Dr Christie Viljoen, economist at PwC, says total retail sales were down 4.2% compared to the same period last year.

“The South African economy contracted by 17.1% year-onyear during the second quarter of the year. This included a 15.7% decline in real household expenditure. A combination of employment losses, salary reductions, and heightened uncertainty about the outlook for household finances, forced consumers to tighten their belts.” 

He pointed to Google data which shows that, in the last week of October, South Africans were still spending 24% less time in shopping centres compared to a baseline period of January 3 to February 6. 

PWC expects the South African economy to shrink by 9.4% during 2020 and that only 800 000 of the 2.2-million jobs lost in the second quarter will be recovered by year-end.
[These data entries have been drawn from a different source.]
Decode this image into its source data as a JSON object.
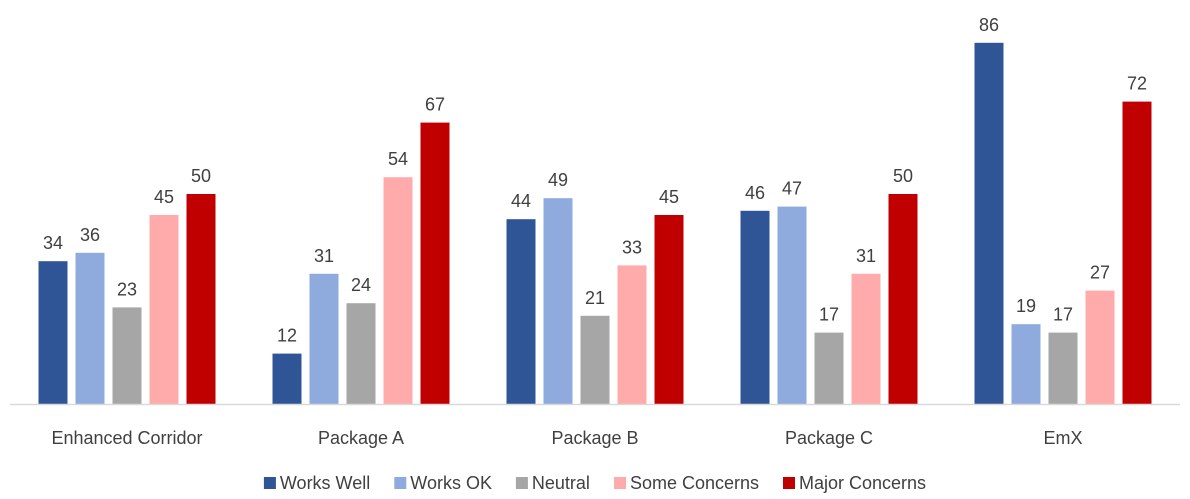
{
  "chart_data": {
    "type": "bar",
    "title": "",
    "xlabel": "",
    "ylabel": "",
    "ylim": [
      0,
      90
    ],
    "grid": false,
    "legend_position": "bottom",
    "categories": [
      "Enhanced Corridor",
      "Package A",
      "Package B",
      "Package C",
      "EmX"
    ],
    "series": [
      {
        "name": "Works Well",
        "color": "#2F5597",
        "values": [
          34,
          12,
          44,
          46,
          86
        ]
      },
      {
        "name": "Works OK",
        "color": "#8FAADC",
        "values": [
          36,
          31,
          49,
          47,
          19
        ]
      },
      {
        "name": "Neutral",
        "color": "#A6A6A6",
        "values": [
          23,
          24,
          21,
          17,
          17
        ]
      },
      {
        "name": "Some Concerns",
        "color": "#FFABAB",
        "values": [
          45,
          54,
          33,
          31,
          27
        ]
      },
      {
        "name": "Major Concerns",
        "color": "#C00000",
        "values": [
          50,
          67,
          45,
          50,
          72
        ]
      }
    ]
  }
}
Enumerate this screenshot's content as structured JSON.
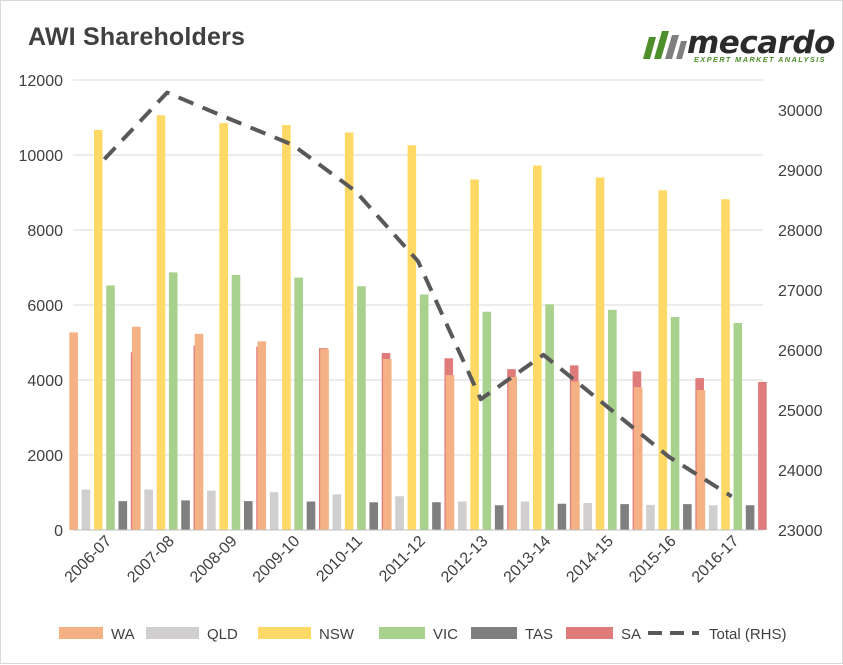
{
  "logo": {
    "wordmark": "mecardo",
    "tagline": "EXPERT MARKET ANALYSIS",
    "green": "#4e8f2c",
    "grey": "#7f7f7f"
  },
  "chart_data": {
    "type": "bar",
    "title": "AWI Shareholders",
    "categories": [
      "2006-07",
      "2007-08",
      "2008-09",
      "2009-10",
      "2010-11",
      "2011-12",
      "2012-13",
      "2013-14",
      "2014-15",
      "2015-16",
      "2016-17"
    ],
    "ylim": [
      0,
      12000
    ],
    "yticks": [
      0,
      2000,
      4000,
      6000,
      8000,
      10000,
      12000
    ],
    "y2lim": [
      23000,
      30500
    ],
    "y2ticks": [
      23000,
      24000,
      25000,
      26000,
      27000,
      28000,
      29000,
      30000
    ],
    "grid": true,
    "legend_position": "bottom",
    "series": [
      {
        "name": "WA",
        "color": "#f4b183",
        "values": [
          5270,
          5420,
          5230,
          5030,
          4830,
          4560,
          4130,
          4080,
          3960,
          3810,
          3730
        ]
      },
      {
        "name": "QLD",
        "color": "#d0cece",
        "values": [
          1080,
          1080,
          1050,
          1010,
          950,
          900,
          760,
          760,
          720,
          670,
          660
        ]
      },
      {
        "name": "NSW",
        "color": "#ffd966",
        "values": [
          10670,
          11060,
          10850,
          10800,
          10600,
          10260,
          9350,
          9720,
          9400,
          9060,
          8820
        ]
      },
      {
        "name": "VIC",
        "color": "#a9d18e",
        "values": [
          6520,
          6870,
          6800,
          6730,
          6500,
          6280,
          5820,
          6020,
          5870,
          5680,
          5520
        ]
      },
      {
        "name": "TAS",
        "color": "#7f7f7f",
        "values": [
          770,
          790,
          770,
          760,
          740,
          740,
          660,
          700,
          690,
          690,
          660
        ]
      },
      {
        "name": "SA",
        "color": "#e07b7b",
        "values": [
          4740,
          4920,
          4890,
          4850,
          4720,
          4580,
          4290,
          4390,
          4230,
          4050,
          3950
        ]
      }
    ],
    "line_series": {
      "name": "Total (RHS)",
      "axis": "right",
      "style": "dashed",
      "color": "#595959",
      "values": [
        29180,
        30290,
        29850,
        29420,
        28650,
        27480,
        25180,
        25920,
        25070,
        24220,
        23560
      ]
    }
  }
}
As such, household spending and retail sales will remain under significant pressure towards the end of 2020. 

“PwC’s baseline scenario indicates that it will take three years for South Africa’s gross domestic product (GDP) to return to 2019 levels. Under a downside scenario, this recovery could take up to six years. A similar timeframe is expected for a recovery in jobs.”

The RLC is planning to add new categories to cover the beauty segment and called on retailers in this sector to join the RLC, to ensure a definitive state of the market report going forward.

“With Black Friday and Christmas in the last quarter of 2020, the report is a valuable tool to track growth of a category, region and even a specific week in the retail cycle. Our members find the monthly reports give them solid insight into their performance relative to the market. It provides senior decision makers with highly valuable information to assist with strategic decisions and marketing/promotional plans.”